Logistics. When I start fitting potential settings/plot elements together in my mind with characters, often something will pop out and I'll know that this person has to be in this place at this time - but how do I get him there? Why the heck would he want to be there? Whose choice is it? Who doesn't want him there? What is he going to do while he's there? Etc.

Themes. If I've got a "big idea" ahead of time, some story I want to tell or concept I want to push, then it can figure into all the plot elements. Sometimes this only happens by accident, though; to my mind characters are more important than themes.

And so forth. One thing tends to build on another organically, and I find it doesn't matter too much where I start as long as I periodically step back and look at the whole construction to make sure it holds together. I need to keep writing technique in mind - flow, pacing, balance - but usually that sort of thing works itself out if the whole structure is good. I do write linearly, in pretty much the order that the scenes will fall in the final book (Time Goes By was an exception, but even then most of the reorganizing happened to the middle of the book, not the front and back), but I don't necessarily think linearly. Writing is not one thing after another; it can't be everything all at once either, because brains don't function that way, but remembering to keep all the characters and all the subplots chugging away in the back of your head is necessary, if difficult. And I believe that those glorious moments of writing serendipity, when you realize that you've accidentally seeded something early on that is going to bear fruit now (oh, we're back to plants; what a surprise), come about because you've kept checking in on the health of all the parts of your garden. But I will keep the analogies with succession planting and integrated pest management for another post. (I have actually written quite a lot of it…)

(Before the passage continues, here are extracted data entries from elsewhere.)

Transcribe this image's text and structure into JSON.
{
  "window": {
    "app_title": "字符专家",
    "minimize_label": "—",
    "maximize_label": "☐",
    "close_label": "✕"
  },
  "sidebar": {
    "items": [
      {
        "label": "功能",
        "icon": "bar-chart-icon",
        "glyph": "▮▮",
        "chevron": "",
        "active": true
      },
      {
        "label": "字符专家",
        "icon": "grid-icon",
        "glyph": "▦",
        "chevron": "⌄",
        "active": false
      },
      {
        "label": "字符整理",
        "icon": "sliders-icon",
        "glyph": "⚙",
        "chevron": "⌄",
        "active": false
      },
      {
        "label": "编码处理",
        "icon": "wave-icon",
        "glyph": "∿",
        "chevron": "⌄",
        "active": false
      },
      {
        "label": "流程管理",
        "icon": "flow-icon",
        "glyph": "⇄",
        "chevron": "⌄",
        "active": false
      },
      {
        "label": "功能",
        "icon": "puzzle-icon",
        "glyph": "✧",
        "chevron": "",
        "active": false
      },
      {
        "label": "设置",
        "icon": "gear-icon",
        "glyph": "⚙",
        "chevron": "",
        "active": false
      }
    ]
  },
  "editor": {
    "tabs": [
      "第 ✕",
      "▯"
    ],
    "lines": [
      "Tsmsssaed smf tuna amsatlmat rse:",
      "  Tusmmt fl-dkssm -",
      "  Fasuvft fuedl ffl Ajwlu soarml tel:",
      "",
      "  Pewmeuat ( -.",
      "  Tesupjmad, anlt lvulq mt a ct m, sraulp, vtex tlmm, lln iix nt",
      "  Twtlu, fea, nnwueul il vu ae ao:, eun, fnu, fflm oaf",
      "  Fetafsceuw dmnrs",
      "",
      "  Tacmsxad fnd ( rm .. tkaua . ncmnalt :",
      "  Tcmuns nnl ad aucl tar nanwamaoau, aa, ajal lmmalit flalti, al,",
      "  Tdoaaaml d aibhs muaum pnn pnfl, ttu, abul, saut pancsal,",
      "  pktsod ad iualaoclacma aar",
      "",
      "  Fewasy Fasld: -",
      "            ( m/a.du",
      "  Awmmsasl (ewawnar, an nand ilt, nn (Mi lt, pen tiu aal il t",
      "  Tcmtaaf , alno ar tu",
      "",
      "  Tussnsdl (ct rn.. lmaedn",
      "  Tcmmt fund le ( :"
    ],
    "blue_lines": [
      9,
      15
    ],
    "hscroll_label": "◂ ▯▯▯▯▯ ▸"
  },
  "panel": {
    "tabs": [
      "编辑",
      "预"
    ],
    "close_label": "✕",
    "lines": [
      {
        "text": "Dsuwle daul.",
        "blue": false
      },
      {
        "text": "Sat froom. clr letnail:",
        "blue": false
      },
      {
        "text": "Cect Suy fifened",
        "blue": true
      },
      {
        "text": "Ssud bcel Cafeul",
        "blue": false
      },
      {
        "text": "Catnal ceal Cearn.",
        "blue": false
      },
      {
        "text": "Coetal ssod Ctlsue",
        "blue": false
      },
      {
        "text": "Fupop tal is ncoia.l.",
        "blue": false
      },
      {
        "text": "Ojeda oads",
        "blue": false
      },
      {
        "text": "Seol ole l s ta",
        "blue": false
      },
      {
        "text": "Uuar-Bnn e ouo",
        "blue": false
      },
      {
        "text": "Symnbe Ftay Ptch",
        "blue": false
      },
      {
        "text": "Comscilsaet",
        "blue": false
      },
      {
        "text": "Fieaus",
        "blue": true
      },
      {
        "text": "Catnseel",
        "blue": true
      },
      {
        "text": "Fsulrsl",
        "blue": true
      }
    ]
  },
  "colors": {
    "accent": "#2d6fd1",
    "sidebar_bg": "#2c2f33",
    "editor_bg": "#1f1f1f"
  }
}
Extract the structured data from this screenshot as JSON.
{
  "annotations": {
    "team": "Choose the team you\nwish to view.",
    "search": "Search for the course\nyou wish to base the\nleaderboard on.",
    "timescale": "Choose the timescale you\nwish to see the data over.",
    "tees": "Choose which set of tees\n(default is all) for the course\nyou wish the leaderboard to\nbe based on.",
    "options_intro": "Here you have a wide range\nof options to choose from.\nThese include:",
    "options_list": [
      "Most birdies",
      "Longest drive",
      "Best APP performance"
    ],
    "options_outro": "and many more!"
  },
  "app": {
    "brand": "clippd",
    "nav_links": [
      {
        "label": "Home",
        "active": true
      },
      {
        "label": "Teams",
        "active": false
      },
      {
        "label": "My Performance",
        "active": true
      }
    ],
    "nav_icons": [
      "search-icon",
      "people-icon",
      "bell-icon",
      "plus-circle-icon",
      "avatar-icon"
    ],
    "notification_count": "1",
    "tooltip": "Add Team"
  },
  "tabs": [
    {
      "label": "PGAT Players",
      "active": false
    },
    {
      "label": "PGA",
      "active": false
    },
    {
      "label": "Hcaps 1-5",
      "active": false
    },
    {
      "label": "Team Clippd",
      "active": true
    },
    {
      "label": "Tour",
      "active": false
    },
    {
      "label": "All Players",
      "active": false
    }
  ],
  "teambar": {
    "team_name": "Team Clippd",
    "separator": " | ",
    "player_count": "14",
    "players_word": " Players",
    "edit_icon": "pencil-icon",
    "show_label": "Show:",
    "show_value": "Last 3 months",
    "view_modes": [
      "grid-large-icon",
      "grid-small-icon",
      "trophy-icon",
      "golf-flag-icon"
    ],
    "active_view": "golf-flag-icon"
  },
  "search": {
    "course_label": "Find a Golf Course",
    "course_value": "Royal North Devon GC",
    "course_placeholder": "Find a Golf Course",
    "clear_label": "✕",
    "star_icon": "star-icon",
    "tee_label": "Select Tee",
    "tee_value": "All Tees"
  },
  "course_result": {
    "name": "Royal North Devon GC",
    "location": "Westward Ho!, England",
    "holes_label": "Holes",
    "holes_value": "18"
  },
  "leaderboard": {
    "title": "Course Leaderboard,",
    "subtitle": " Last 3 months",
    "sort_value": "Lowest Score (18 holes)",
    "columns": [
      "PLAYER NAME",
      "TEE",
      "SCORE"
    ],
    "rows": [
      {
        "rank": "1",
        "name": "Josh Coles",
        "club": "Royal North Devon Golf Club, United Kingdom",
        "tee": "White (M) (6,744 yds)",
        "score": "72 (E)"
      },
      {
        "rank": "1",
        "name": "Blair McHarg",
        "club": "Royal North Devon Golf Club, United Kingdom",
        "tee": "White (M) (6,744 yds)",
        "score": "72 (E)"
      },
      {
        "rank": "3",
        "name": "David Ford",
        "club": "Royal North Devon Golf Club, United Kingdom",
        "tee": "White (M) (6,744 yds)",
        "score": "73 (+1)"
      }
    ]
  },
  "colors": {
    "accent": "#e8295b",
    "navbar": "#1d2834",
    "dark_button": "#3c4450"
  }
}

There's a lot of detail to work out along the way, especially at those nasty moments when I get to a part I'd planned and then realize that it makes no sense whatsoever. And then I go for a walk. Occasionally I write out timelines (especially for certain characters who insist on taking ridiculously complicated paths through time) or create charts (there was a "Who Knew What When" for TGB, much needed). Or, on a small-scale logistical level, play with Legos. (That climactic beach-and-cliff smuggling scene in Time for Tea required multiple mini-figures on chairs and tables.) I am also very fond of the switching-heads technique, where I try writing out a scene from the point of view of a different character to see how that changes things. (Or I just think it out, usually while going for a walk.)

Anyway, looking back on all this, I realize that I'm not talking about "plotting" per se so much as book-crafting in general. This is on purpose, because I firmly believe that plots are not separate from other aspects of a book; plots are driven by characters, setting, thematic ideas, and the author's whims, and cannot exist in isolation. Subplots also cannot exist in isolation from each other, so the secret to juggling bunches of them is not to think about the plots but about the characters, who are probably thinking about those other characters over there in that subplot and vice versa (or, if they don't know each other, they are thinking parallel thoughts that are thematically related; something like that). Keeping this in mind seems to help with writing rhythm, too; it's easier to intuit when to end sections or chapters and switch from one subplot to another if you've had the absent one in mind all the time.

Hopefully this is not all too vague to gather some understanding of my process, and if you're still reading, I hope you found it somewhat interesting! It helps me to write it out (writing about writing is hard, though!) especially as I flex my hands for the shaping of Book Five. Please, February, no ice storms; I'm going to need to take a lot of walks.